She was the Detroit booster in braids when few others were saying nice things about Detroit.
Emily Gail was a dynamo running a downtown retail store starting in the late 1970s. She and partner Herb (Pooh) Squires also organized fun runs that grew to 20,000 participants by the mid-1980s.
Her slogan, "Say Nice Things About Detroit," became a grass roots public relations campaign of sorts for the city.
Her triumphs against the obstacles of the time came through hard work and her dogged spirit.
"Most of the time it was dark, particularly in the beginning," Gail told 7 Action News as she walked along Woodward Avenue on a bright, sunny afternoon. "I was kind of the brunt of jokes," Gail said of her always positive attitude about the city and its prospects.
She recalls being described as Pollyanna with pigtails during panel discussions about Detroit.
Gail left Detroit in 1986 for Hawaii, where she has lived since. She has promoted triathlons, sold real estate and also hosted her own radio show forESPN Hawaii.
While the pigtails are long gone now, she still returns regularly to her hometown.
"This is where my heart is and I've known that for 30 years," Gail said.
She finds that she is still often recognized during return visits. Detroit Developer David Di Rita, a principal with the Roxbury Group, came upon Emily as she was being interviewed.
"My first employer, Emily Gail," Di Rita offered. "I scooped ice cream for her," he said.
Di Rita was one of the many young people who worked at Emily's Across the Street, Gail's popular store that was located at Congress and Shelby in Detroit.
Di Rita said Gail was the woman who saved Detroit.

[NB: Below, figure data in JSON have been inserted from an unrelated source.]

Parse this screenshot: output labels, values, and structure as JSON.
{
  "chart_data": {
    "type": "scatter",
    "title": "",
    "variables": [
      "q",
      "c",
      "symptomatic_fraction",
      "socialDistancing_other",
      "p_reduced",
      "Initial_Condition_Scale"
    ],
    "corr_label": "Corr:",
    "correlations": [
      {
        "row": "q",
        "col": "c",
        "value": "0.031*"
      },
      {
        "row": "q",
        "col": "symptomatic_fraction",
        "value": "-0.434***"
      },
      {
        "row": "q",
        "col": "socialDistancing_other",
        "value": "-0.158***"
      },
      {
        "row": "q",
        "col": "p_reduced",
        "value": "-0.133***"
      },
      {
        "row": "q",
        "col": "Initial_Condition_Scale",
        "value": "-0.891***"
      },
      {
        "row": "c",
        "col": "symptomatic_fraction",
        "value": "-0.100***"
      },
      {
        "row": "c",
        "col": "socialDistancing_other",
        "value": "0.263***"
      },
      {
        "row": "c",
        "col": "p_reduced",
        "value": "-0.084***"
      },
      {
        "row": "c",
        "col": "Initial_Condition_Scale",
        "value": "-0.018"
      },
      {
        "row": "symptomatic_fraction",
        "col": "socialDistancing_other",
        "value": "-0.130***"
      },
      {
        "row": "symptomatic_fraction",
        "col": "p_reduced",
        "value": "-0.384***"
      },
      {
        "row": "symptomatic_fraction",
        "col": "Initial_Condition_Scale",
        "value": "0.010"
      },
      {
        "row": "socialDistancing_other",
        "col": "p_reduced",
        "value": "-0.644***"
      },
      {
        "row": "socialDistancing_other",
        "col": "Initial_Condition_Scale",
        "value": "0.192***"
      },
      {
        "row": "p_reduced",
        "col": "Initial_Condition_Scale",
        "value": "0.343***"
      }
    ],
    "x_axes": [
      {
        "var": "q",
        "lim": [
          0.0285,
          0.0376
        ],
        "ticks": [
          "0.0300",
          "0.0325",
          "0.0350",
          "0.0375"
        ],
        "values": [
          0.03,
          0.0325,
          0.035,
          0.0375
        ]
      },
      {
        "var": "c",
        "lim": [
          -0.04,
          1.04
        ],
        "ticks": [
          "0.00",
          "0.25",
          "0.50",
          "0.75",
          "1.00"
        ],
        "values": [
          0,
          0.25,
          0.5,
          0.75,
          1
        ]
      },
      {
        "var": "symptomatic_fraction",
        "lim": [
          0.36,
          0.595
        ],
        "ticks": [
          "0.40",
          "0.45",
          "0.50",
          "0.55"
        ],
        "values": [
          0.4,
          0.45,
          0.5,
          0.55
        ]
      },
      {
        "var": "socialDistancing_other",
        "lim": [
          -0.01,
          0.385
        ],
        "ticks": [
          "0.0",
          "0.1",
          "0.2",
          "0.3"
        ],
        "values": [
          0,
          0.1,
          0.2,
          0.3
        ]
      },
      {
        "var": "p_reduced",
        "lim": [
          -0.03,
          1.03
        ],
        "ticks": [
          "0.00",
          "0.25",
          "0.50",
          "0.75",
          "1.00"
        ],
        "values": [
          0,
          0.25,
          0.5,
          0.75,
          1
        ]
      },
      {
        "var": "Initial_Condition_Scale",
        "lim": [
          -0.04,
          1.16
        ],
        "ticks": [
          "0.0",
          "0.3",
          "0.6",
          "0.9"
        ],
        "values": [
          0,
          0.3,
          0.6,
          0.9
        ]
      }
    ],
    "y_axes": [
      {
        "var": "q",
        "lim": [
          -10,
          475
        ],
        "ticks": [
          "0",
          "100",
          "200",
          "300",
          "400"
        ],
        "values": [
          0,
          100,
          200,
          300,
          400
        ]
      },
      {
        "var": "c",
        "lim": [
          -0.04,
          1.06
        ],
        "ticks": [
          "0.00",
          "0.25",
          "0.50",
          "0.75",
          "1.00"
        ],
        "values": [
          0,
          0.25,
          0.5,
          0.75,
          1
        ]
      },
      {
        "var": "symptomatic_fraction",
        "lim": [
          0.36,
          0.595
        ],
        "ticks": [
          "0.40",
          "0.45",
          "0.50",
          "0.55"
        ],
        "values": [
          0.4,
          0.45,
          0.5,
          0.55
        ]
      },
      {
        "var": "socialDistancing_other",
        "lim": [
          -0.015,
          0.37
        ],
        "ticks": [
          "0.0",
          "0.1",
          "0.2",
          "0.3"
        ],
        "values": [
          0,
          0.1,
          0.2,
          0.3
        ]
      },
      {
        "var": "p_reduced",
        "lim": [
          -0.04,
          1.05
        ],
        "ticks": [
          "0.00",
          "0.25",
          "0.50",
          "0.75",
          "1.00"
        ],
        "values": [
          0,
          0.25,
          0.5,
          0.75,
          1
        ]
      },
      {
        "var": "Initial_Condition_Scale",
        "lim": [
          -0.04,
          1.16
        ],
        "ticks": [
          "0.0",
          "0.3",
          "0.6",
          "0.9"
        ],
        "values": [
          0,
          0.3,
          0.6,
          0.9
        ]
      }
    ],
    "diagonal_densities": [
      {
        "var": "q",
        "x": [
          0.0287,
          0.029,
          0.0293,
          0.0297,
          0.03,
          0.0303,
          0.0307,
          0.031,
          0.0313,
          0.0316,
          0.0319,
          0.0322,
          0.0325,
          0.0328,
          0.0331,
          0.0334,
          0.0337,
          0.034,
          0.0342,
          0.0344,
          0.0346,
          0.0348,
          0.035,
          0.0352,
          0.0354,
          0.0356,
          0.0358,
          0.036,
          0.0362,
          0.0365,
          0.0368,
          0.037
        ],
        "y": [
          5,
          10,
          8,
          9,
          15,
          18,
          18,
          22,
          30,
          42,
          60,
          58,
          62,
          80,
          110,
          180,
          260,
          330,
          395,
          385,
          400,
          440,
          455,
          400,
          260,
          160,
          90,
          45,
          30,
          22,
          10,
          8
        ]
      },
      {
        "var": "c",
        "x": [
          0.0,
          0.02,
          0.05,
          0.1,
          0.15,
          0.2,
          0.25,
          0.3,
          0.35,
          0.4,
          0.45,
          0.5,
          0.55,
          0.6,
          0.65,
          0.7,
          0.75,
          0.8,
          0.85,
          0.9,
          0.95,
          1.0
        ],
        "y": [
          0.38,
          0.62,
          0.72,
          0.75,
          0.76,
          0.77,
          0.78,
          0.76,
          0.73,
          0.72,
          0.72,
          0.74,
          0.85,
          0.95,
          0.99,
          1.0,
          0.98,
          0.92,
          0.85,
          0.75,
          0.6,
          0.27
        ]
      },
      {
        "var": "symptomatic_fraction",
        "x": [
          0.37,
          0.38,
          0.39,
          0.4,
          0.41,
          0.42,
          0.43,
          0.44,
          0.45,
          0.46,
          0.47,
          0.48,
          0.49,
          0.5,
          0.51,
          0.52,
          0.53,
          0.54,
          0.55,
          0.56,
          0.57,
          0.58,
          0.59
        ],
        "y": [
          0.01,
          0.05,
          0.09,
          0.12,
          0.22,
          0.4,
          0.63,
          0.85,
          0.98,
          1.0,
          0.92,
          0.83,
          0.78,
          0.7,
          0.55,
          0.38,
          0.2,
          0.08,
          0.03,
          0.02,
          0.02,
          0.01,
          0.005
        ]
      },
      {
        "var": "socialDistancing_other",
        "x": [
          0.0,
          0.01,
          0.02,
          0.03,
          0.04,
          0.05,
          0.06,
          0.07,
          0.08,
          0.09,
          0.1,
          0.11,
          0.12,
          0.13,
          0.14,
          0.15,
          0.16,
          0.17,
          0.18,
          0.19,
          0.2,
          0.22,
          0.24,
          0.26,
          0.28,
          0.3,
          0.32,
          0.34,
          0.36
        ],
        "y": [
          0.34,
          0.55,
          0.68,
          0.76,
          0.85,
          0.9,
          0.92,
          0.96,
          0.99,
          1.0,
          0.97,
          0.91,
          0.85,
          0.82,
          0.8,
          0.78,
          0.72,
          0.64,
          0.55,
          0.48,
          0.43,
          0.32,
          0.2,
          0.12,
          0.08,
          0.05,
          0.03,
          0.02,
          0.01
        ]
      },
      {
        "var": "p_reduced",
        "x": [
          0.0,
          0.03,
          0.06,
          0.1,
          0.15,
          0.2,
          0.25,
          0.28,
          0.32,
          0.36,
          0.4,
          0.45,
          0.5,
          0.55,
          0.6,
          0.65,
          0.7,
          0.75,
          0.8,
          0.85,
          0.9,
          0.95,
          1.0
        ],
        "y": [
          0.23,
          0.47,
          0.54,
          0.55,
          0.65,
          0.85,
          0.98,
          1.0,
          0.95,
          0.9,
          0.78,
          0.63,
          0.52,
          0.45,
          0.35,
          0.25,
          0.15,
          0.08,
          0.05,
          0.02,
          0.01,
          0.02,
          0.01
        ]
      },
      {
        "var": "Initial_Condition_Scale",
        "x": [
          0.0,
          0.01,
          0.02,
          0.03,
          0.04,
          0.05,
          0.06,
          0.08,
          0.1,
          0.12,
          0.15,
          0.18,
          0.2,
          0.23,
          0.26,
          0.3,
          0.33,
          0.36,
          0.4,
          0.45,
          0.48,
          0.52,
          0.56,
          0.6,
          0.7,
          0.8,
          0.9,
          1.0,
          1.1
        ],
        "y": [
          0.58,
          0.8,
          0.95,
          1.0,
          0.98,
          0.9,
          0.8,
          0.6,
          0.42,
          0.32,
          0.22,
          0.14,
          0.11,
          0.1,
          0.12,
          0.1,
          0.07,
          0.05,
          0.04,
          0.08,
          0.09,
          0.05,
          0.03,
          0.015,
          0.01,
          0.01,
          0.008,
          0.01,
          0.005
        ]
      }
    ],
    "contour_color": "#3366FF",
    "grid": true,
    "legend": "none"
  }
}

The passage of time allows for reflection on how far downtown has come in the 30 years since she left the city she loves.
"Sure there's lots of things that are being worked on (and) need to be worked on," said Gail. "But how can you not walk around and feel pride."
Three decades later, Emily Gail is still saying nice things about Detroit.
Emily Gail will be a featured speaker Thursday, June 9 from 6-8 p.m. at Urban Consolate, 4470 Second Avenue in Detroit.